Although facing an unenviable task, the Finance Minister nevertheless gave a realistic assessment of South Africa's socio-economic challenges and frankly identified what needs to be remedied.
Nonetheless, both the fiscal arithmetic and the growth expectations in the MTBPS have deteriorated.
This is according to renowned economist Prof Raymond Parsons from the North-West University’s (NWU’s) Business School.
“The projections for future tax revenues, government spending and debt ratios therefore show a continued vulnerable fiscal situation in the period ahead,” says Prof Parsons.
“Gross debt is anticipated to continue to rise to a peak of 59,5% of the Gross Domestic Product by 2023/24, which reflects steady deterioration in the debt outlook.”
He says it remains clear from the MTBPS that the huge costs of the economic deterioration in South Africa over the past decade and the urgency of renewed economic growth are nowhere more apparent than in government finances.

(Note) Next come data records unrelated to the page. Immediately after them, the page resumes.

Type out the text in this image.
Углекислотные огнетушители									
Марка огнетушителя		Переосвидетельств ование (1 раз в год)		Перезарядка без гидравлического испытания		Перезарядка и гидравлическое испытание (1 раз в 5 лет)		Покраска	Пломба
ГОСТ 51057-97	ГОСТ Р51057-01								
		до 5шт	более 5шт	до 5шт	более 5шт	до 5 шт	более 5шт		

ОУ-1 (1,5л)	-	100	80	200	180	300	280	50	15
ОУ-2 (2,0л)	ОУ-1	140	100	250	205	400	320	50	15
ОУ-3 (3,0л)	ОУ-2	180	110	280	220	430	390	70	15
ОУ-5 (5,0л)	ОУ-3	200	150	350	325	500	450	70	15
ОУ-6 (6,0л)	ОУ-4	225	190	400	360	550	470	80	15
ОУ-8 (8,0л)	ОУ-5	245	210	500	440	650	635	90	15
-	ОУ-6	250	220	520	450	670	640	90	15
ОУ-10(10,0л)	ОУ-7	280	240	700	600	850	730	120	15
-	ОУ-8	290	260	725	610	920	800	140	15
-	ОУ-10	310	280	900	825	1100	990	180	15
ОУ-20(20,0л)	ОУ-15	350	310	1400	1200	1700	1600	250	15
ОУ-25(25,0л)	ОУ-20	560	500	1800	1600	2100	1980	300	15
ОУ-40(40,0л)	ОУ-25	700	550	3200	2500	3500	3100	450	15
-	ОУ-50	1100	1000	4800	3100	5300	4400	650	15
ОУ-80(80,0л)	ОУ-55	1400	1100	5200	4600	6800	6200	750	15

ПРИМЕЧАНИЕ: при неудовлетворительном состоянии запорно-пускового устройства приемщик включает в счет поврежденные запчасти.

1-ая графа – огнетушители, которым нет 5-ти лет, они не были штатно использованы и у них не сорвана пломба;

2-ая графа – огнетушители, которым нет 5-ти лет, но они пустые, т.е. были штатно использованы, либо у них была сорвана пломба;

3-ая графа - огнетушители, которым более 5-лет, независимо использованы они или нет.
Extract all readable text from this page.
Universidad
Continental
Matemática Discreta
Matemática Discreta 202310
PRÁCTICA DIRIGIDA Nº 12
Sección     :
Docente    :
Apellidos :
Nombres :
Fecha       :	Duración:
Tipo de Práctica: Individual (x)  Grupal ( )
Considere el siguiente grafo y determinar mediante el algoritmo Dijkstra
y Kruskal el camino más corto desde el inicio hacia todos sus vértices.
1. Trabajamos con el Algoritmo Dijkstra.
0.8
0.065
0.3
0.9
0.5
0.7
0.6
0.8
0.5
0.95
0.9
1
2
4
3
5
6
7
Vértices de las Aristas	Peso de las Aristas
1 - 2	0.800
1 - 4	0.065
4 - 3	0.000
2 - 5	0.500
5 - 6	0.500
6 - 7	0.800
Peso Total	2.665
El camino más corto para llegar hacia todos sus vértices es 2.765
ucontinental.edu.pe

“For these there are no 'quick fix'. In any case, several outcomes from the latest MTBPS will only be apparent in the main budget in February 2019.
“On the positive side the emphasis on higher spending on infrastructure as a driver of growth, the need to mobilise the private sector on a larger scale to expedite implementation, and greater accountability at local government level are welcome.”
Prof Parsons says that, although the problem is being addressed, the MTBPS also shows that the size of the public sector wage bill continues to be a major distorting factor in trying to get the right fiscal balance.
He says the reorganisation of certain state-owned enterprises and reducing their drain on government finances is a step in the right direction, but needs to be tackled boldly.
“It will however also require other key structural reforms if the weak short-term economic recovery is to be converted into long-term growth and fiscal sustainability,” Prof Parsons adds. “Deeper and tougher decisions still lie ahead if the economy is to break out of its current 'low growth trap' and exceed the expected short term growth rates of about 1,5% to 2,0%.
“What again clearly shines through the fiscal gloom of recent years, and in the 2018 MTBPS, is the overwhelming need for a strong and sustainable boost in South Africa's flagging growth rate on the basis of significant structural reforms and their implementation.”